A Closer Look at Other Banks’ Performance

By comparison, banks like HDFC Bank, ICICI Bank, Axis Bank, and Kotak Mahindra Bank boast far lower TD rates, underlining the infrastructure disparity. For instance, HDFC Bank reported a TD rate of just 0.02 percent in March, whereas ICICI Bank and Axis Bank reported TD rates of 0.13 and 0.03 percent, respectively. This performance disparity raises questions about the efficacy of SBI’s systems in handling large transaction volumes.
Smaller public sector banks like Union Bank of India and Bank of Baroda also had better TD rates than SBI, suggesting that SBI’s high TD rate may be due to its unique infrastructure or technological problems rather than being a direct effect of being a public sector bank.

The Impact of High Failure Rates on UPI Users

For UPI users, SBI’s high TD rate can be incredibly frustrating. As UPI becomes an essential tool for digital transactions in India, payment failures become a significant barrier to a smooth user experience. These disruptions are particularly impactful when users attempt to make urgent or important payments, such as paying bills or transferring money for essential services.
Moreover, third-party apps that rely on SBI’s infrastructure, such as Google Pay, Paytm, and PhonePe, also face challenges due to these failures. Since these apps depend on banks like SBI as their payment service providers (PSPs), users often face delays, failed transactions, or errors during transactions.
As UPI grows in popularity and becomes the primary payment method for millions of users, ensuring a reliable and seamless experience is crucial. With SBI’s high TD rate, the platform risks losing customer trust and affecting the overall growth trajectory of digital payments.

The Role of NPCI and UPI’s Future

While SBI’s infrastructure struggles remain a problem, NPCI, the body responsible for overseeing UPI, maintains 100 percent uptime. This indicates that the underlying UPI system is functioning as expected, and the issue lies with individual banks like SBI. NPCI has also ensured that UPI outages are rare, but the recent disruptions—three in the last couple of weeks—highlight vulnerabilities in the system, particularly with partner banks that face technical or infrastructure-related challenges.
The most recent outage on March 26 was caused by a technical issue at NPCI itself, while the others were attributed to processing issues at partner banks due to financial year-end load.

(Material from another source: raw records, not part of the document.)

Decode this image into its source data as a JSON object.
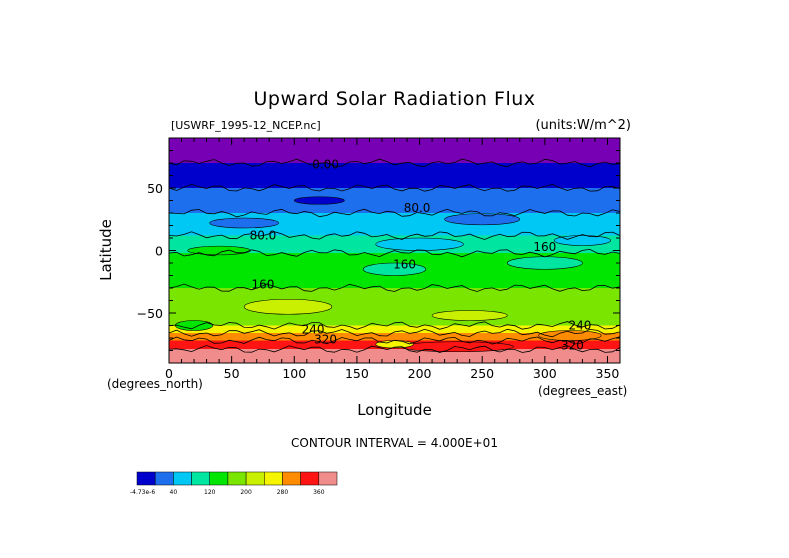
{
  "chart_data": {
    "type": "heatmap",
    "title": "Upward Solar Radiation Flux",
    "source_label": "[USWRF_1995-12_NCEP.nc]",
    "units_label": "(units:W/m^2)",
    "xlabel": "Longitude",
    "ylabel": "Latitude",
    "x_unit_label": "(degrees_east)",
    "y_unit_label": "(degrees_north)",
    "xlim": [
      0,
      360
    ],
    "ylim": [
      -90,
      90
    ],
    "x_ticks": [
      0,
      50,
      100,
      150,
      200,
      250,
      300,
      350
    ],
    "y_ticks": [
      50,
      0,
      -50
    ],
    "contour_interval_text": "CONTOUR INTERVAL = 4.000E+01",
    "contour_labels": [
      {
        "text": "0.00",
        "lon": 125,
        "lat": 69
      },
      {
        "text": "80.0",
        "lon": 198,
        "lat": 34
      },
      {
        "text": "80.0",
        "lon": 75,
        "lat": 12
      },
      {
        "text": "160",
        "lon": 188,
        "lat": -11
      },
      {
        "text": "160",
        "lon": 300,
        "lat": 3
      },
      {
        "text": "160",
        "lon": 75,
        "lat": -27
      },
      {
        "text": "240",
        "lon": 115,
        "lat": -63
      },
      {
        "text": "320",
        "lon": 125,
        "lat": -71
      },
      {
        "text": "240",
        "lon": 328,
        "lat": -60
      },
      {
        "text": "320",
        "lon": 322,
        "lat": -76
      }
    ],
    "colorbar": {
      "colors": [
        "#0000cd",
        "#1e6fee",
        "#00c8f5",
        "#00e6a0",
        "#00e600",
        "#7ae600",
        "#c8f000",
        "#f5f500",
        "#ff8c00",
        "#ff1414",
        "#f08c8c"
      ],
      "tick_labels": [
        {
          "text": "-4.73e-6",
          "after": 0
        },
        {
          "text": "40",
          "after": 1
        },
        {
          "text": "120",
          "after": 3
        },
        {
          "text": "200",
          "after": 5
        },
        {
          "text": "280",
          "after": 7
        },
        {
          "text": "360",
          "after": 9
        }
      ]
    },
    "zonal_bands": [
      {
        "lat_top": 90,
        "lat_bottom": 70,
        "color": "#7800b4"
      },
      {
        "lat_top": 70,
        "lat_bottom": 50,
        "color": "#0000cd"
      },
      {
        "lat_top": 50,
        "lat_bottom": 30,
        "color": "#1e6fee"
      },
      {
        "lat_top": 30,
        "lat_bottom": 12,
        "color": "#00c8f5"
      },
      {
        "lat_top": 12,
        "lat_bottom": -2,
        "color": "#00e6a0"
      },
      {
        "lat_top": -2,
        "lat_bottom": -30,
        "color": "#00e600"
      },
      {
        "lat_top": -30,
        "lat_bottom": -60,
        "color": "#7ae600"
      },
      {
        "lat_top": -60,
        "lat_bottom": -66,
        "color": "#f5f500"
      },
      {
        "lat_top": -66,
        "lat_bottom": -72,
        "color": "#ff8c00"
      },
      {
        "lat_top": -72,
        "lat_bottom": -79,
        "color": "#ff1414"
      },
      {
        "lat_top": -79,
        "lat_bottom": -90,
        "color": "#f08c8c"
      }
    ],
    "features": [
      {
        "lon": 60,
        "lat": 22,
        "w": 55,
        "h": 8,
        "color": "#1e6fee"
      },
      {
        "lon": 250,
        "lat": 25,
        "w": 60,
        "h": 9,
        "color": "#1e6fee"
      },
      {
        "lon": 120,
        "lat": 40,
        "w": 40,
        "h": 6,
        "color": "#0000cd"
      },
      {
        "lon": 200,
        "lat": 5,
        "w": 70,
        "h": 10,
        "color": "#00c8f5"
      },
      {
        "lon": 330,
        "lat": 8,
        "w": 45,
        "h": 8,
        "color": "#00c8f5"
      },
      {
        "lon": 40,
        "lat": 0,
        "w": 50,
        "h": 7,
        "color": "#00e600"
      },
      {
        "lon": 300,
        "lat": -10,
        "w": 60,
        "h": 10,
        "color": "#00e6a0"
      },
      {
        "lon": 180,
        "lat": -15,
        "w": 50,
        "h": 10,
        "color": "#00e6a0"
      },
      {
        "lon": 95,
        "lat": -45,
        "w": 70,
        "h": 12,
        "color": "#c8f000"
      },
      {
        "lon": 240,
        "lat": -52,
        "w": 60,
        "h": 8,
        "color": "#c8f000"
      },
      {
        "lon": 20,
        "lat": -60,
        "w": 30,
        "h": 8,
        "color": "#00e600"
      },
      {
        "lon": 230,
        "lat": -77,
        "w": 90,
        "h": 8,
        "color": "#ff1414"
      },
      {
        "lon": 320,
        "lat": -68,
        "w": 50,
        "h": 8,
        "color": "#ff8c00"
      },
      {
        "lon": 180,
        "lat": -75,
        "w": 30,
        "h": 6,
        "color": "#f5f500"
      }
    ]
  }
}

Such outages underscore the challenges faced by UPI’s ecosystem, particularly as more users and transactions come online.

Final Thoughts: What’s Next for SBI and UPI?

SBI’s high TD rate poses a considerable risk to its reputation and to the UPI system as a whole. As the leader in India’s digital payments landscape, SBI must address its technical challenges to maintain its position in the UPI ecosystem. Failure to improve its infrastructure could erode customer trust and negatively affect the entire UPI platform.

For the broader UPI ecosystem, it’s essential for all participating banks to invest in the technology and systems that ensure seamless payments. Although SBI’s high TD rate hinders UPI’s overall performance, it can help improve UPI’s success ratio and the digital payment system for millions of Indian consumers if its infrastructure is upgraded properly.